The large borrowings of the government during1980s had created difficulty in paying even for two weeks of imports resulting in the economic crisis of 1991. Consequently, Economic reforms were introduced in 1991 and fiscal consolidation was one of the key areas of reforms. Though it was a good start, later the fiscal consolidation faltered after 1997-98. The fiscal deficit started rising after 1997-98. Hence the Central Government introduced the Fiscal Responsibility and Budget Management (FRBM) Act, 2003 to check the deteriorating fiscal situation.
- The Act provides a legal institutional framework for fiscal consolidation.

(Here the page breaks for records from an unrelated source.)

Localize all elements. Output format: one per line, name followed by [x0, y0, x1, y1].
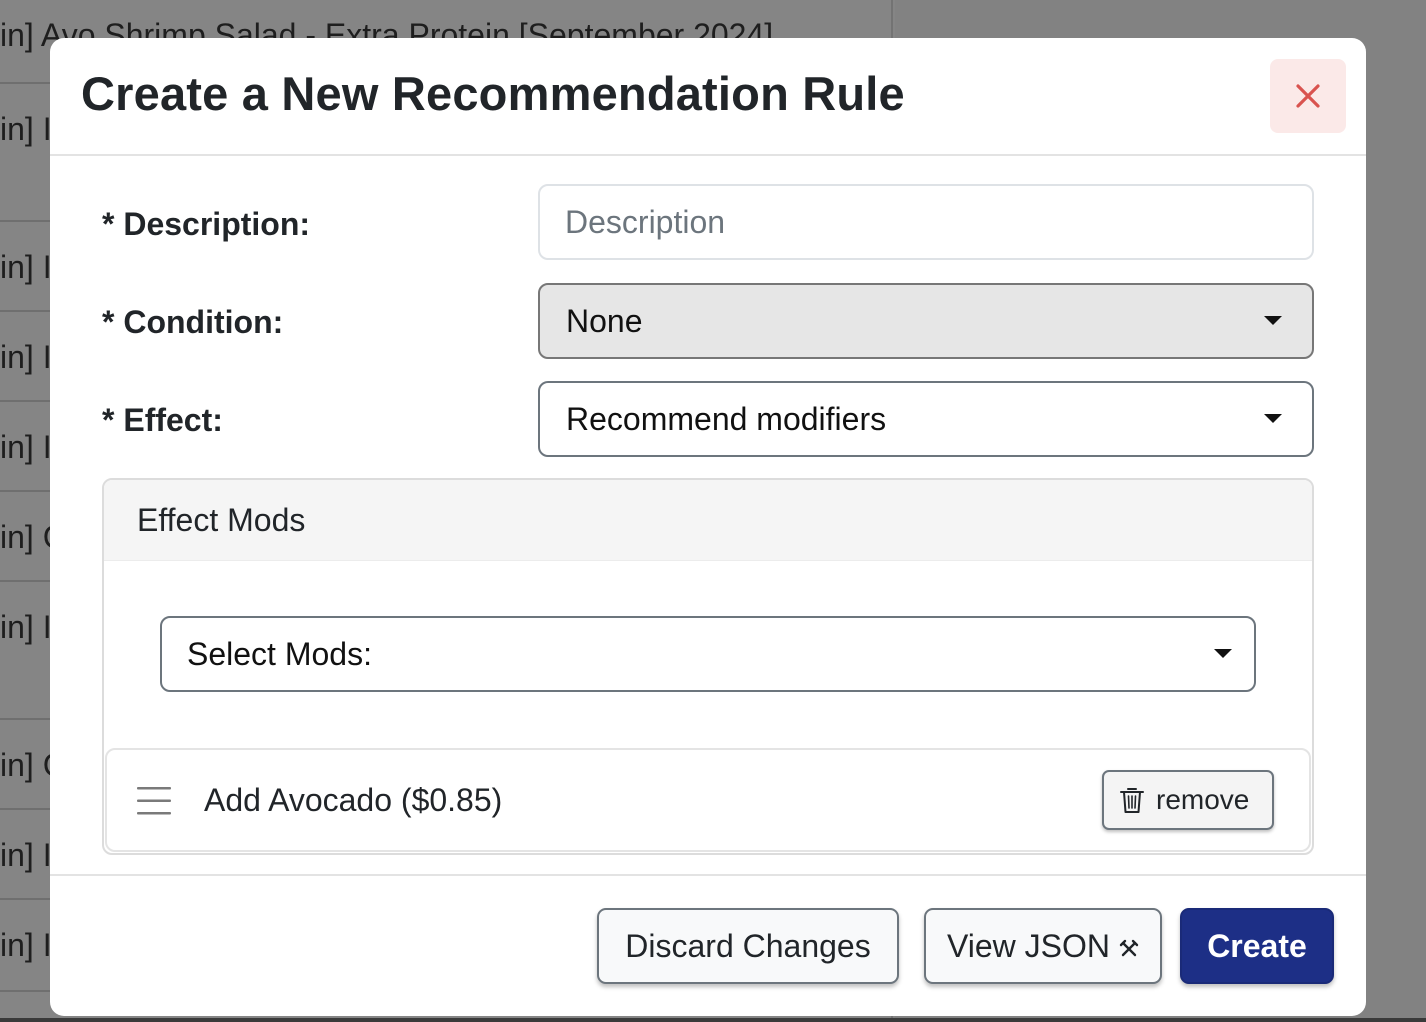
mod-label: Add Avocado ($0.85) — [204, 782, 503, 818]
row-text: in] I — [0, 429, 52, 465]
description-input[interactable] — [538, 184, 1314, 260]
discard-changes-button[interactable]: Discard Changes — [597, 908, 899, 984]
trash-icon — [1120, 788, 1144, 813]
effect-label: * Effect: — [102, 402, 223, 438]
chevron-down-icon — [1264, 316, 1282, 325]
view-json-label: View JSON — [946, 927, 1110, 964]
mod-list-item: Add Avocado ($0.85) remove — [105, 748, 1311, 852]
select-mods-dropdown[interactable]: Select Mods: — [160, 616, 1256, 692]
condition-select[interactable]: None — [538, 283, 1314, 359]
row-text: in] I — [0, 927, 52, 963]
modal-footer: Discard Changes View JSON Create — [50, 874, 1366, 1016]
view-json-button[interactable]: View JSON — [924, 908, 1162, 984]
close-button[interactable] — [1270, 59, 1346, 133]
modal-header: Create a New Recommendation Rule — [50, 38, 1366, 156]
select-mods-placeholder: Select Mods: — [187, 635, 372, 672]
row-text: in] I — [0, 339, 52, 375]
create-rule-modal: Create a New Recommendation Rule * Descr… — [50, 38, 1366, 1016]
discard-label: Discard Changes — [625, 927, 871, 964]
row-text: in] I — [0, 111, 52, 147]
row-text: in] I — [0, 249, 52, 285]
modal-title: Create a New Recommendation Rule — [81, 67, 905, 120]
effect-mods-card: Effect Mods Select Mods: Add Avocado ($0… — [102, 478, 1314, 855]
effect-select[interactable]: Recommend modifiers — [538, 381, 1314, 457]
drag-handle-icon[interactable] — [137, 786, 171, 816]
close-icon — [1296, 84, 1320, 108]
hammer-wrench-icon — [1119, 939, 1139, 957]
row-text: in] I — [0, 609, 52, 645]
effect-value: Recommend modifiers — [566, 400, 887, 437]
description-label: * Description: — [102, 206, 311, 242]
background-divider — [0, 1018, 1426, 1022]
remove-mod-button[interactable]: remove — [1102, 770, 1274, 830]
remove-label: remove — [1156, 784, 1250, 815]
chevron-down-icon — [1214, 649, 1232, 658]
row-text: in] I — [0, 837, 52, 873]
effect-mods-header: Effect Mods — [104, 480, 1312, 561]
condition-label: * Condition: — [102, 304, 284, 340]
chevron-down-icon — [1264, 414, 1282, 423]
condition-value: None — [566, 302, 643, 339]
create-button[interactable]: Create — [1180, 908, 1334, 984]
create-label: Create — [1207, 927, 1307, 964]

- The Act seeks to ensure inter-generational equity in fiscal management, long-run macroeconomic stability, better coordination between fiscal and monetary policy, and transparency in the fiscal operation of the Government.
- It specifies annual reduction targets on the Central government’s fiscal indicators- debt and fiscal deficit etc.
- It prohibits borrowing by the government from the Reserve Bank of India, thereby, making monetary policy independent of fiscal policy.
- It restricted the Fiscal deficit to 3% of the GDP.
- Required complete elimination of Revenue deficit.
- It requires the government to lay before the parliament three policy statements in each financial year:
- Medium Term Fiscal Policy Statement (specifies the annual revenue and fiscal deficit goals over a three-year horizon)
- Fiscal Policy Strategy Statement and
- Macroeconomic Framework Policy Statement.
- Escape Clause: As per Section 4(2) of the Act, the Centre can exceed the annual fiscal deficit target under certain exceptional cases:
- National security
- National calamity
- Collapse of agriculture
- Structural reforms
- Decline in real output growth of a quarter by at least three percentage points below the average of the previous four quarters.
- Centre invoked the escape clause twice so far in the following cases:
- The global financial crisis in 2008-09:
- The government had to stimulate the economy with a huge fiscal deficit (6.2%) against the goal of 2.7%
- Budget 2020-21:
- In 2019-20, the Government reduced Corporate Taxes from 30% to 22%:
- Government cited this as structural reform and invoked ‘escape clause’ and increased the earlier fiscal deficit reduction target by 0.5% from 3.3% to 3.8% for 2019-20 as permitted by N.K. Singh Committee.
- Finance Minister also mentioned the revision of the fiscal deficit target from 3% to 3.5% for the year 2020-21.
- In order to impart fiscal discipline at the state level, the Twelfth Finance Commission incentivised states through conditional debt restructuring and interest rate relief for introducing Fiscal Responsibility Legislations (FRLs). All the states have enacted their own FRLs.
- The rules for implementing the FRBM Act were notified in July 2004. The rules were amended in 2018, and most recently to the setting of a target of 3.1% for March 2023.
- NK Singh committee:
- It was set up in 2016 to recommend that the government should target a fiscal deficit of 3% of the GDP in years up to March 31, 2020, reduce it to 2.8% in 2020-21 and to 2.5% by 2023.
- It recommended the following targets:
- Debt-to-GDP ratio of 38.7% for the central government, 20% for the state governments together,
- Fiscal deficit target of 2.5% of the GDP
- Revenue deficit of 0.8% reducing 0.25% points each year
- Steady target of 3% from FY18 to FY20
- Certain strict 'escape clauses' which will allow the govt. deviate from the target is 0.5%
- Suggested the setting up of a ‘fiscal council’ an independent body, which monitors the government’s fiscal announcements for any given year.
Any Economy can have different internal and external challenges always but circumventing meeting the fiscal deficit reduction goals showing them as a reason is unwarranted. Also, the Government shall show commitment in implementing the N.K. Singh recommendations.